SQL Test Data as Code

I'm a big fan of driving manual, error-prone setup steps for anything into scripts and automated tests.

Binary Test Data

For a while we have been relying on test data stored in a SQL server database. Running a suite of tests requires that the database is in a known state before the tests run and that implies restoring the database from a known image. SQL server backups are, often of necessity, in an opaque binary format, e.g. bcp files or .bak or .bacpac files.

These are not good formats to be able to store in version control or see history and track differences. So databases tend to be stored on network drives and drift out of a known good state over time as people add new test cases and data and forget to merge back into the original, "golden" copy of the data. Repeatability of tests become a problem when the data can't easily be inspected for changes across lots of tables.

Add in branch-based development and you quickly have more problems where data represents a munging of schema changes across branches for a single source of data, or else merging between branches is impossible because of the data format.

Also, running tests that mutate the data implies a golden master version of the data and a working copy, taken from the master, which the tests run against.

Slightly Better?

I came up with a slightly better approach to this by swapping the binary backup format for a text-based format. Creating the database from scratch each time by running a set of insert statements would give you a repeatable, known working version of the database. It would also let you run "diff" tools to see differences between versions, add the file(s) to source control and be able to work in branches since the diffing becomes at least possible.

The PowerShell script below takes an existing database and generates the insert statements required to generate the data from scratch.

<# 
    Script data from a database into SQL

    Example:

    PowerShell.exe .\GenerateSqlInserts.ps1 -DatabaseServerInstanceName 'MyMachine\SQL2012' -DatabaseName 'MyLovelyDatabase' -OutputFile 'c:\MyLovelyDatabase.sql'

#>

Param(

    [string] $DatabaseServerInstanceName,
    [string] $DatabaseName,
    [string] $OutputFile
)

Set-PsDebug -Strict
$ErrorActionPreference = 'Stop'

[reflection.assembly]::LoadWithPartialName("Microsoft.SqlServer.Smo")  | Out-Null

$SqlInstance = New-Object ('Microsoft.SqlServer.Management.Smo.Server') $DatabaseServerInstanceName

If ($SqlInstance.Version -eq  $Null ) {
    Throw "Can't find the instance $DatabaseServerInstanceName"
}

$SqlDatabase = $SqlInstance.Databases[$DatabaseName] 

If ($SqlDatabase.Name -ne $DatabaseName) {
    Throw "Can't find the database '$DatabaseName' on server '$DatabaseServerInstanceName'"
}

$Script = New-Object('Microsoft.SqlServer.Management.Smo.Scripter') $SqlServer

# Export options
$Script.Options.ContinueScriptingOnError = $False

$Script.Options.FileName = $OutputFile
$Script.Options.AnsiFile = $True
$Script.Options.AppendToFile = $False
$Script.Options.ToFileOnly = $True

$Script.Options.ScriptData = $True
$Script.Options.ScriptDrops = $False
$Script.Options.ScriptOwner = $False
$Script.Options.ScriptSchema = $False

Measure-Command { $Script.EnumScript(@($SqlDatabase.Tables)) } 

Processes

The process during development is something like:

  • Run the script to create populate test data in a clean database
  • Write tests and iterate on data
  • Clean up unused data from the tests
  • Check out the generated script
  • Run the PowerShell script to re-generate SQL
  • Check in the script

The process running the tests in CI or regression tests becomes:

  • Get latest script
  • Run the script to create populate test data in a clean database
  • Run the tests
  • Delete the database

Merges

One remaining issue is handling of more than one developer adding test data to the database at once.
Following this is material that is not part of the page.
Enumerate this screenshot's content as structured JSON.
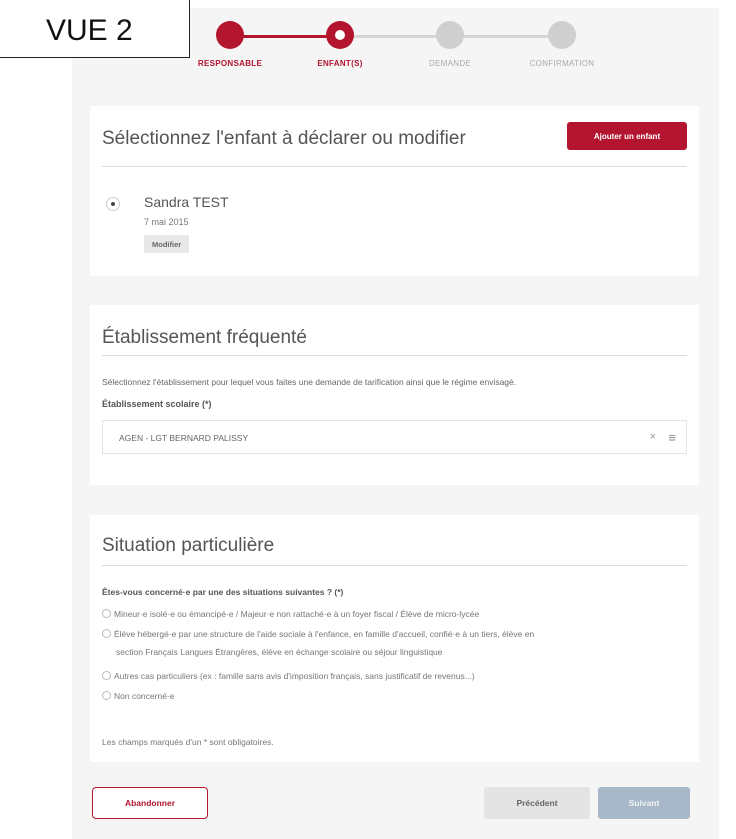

As each developer is adding in new data they will be generating new primary keys and inserting foreign keys into columns. These keys need to be preserved and kept consistent even if their actual values are different between the original version and the checked-in version. Some care needs to be used before checking in the merged SQL code to make sure that primary and foreign keys relationships are preserved correctly and clashing keys do not accidentally create incorrect relations between different tests.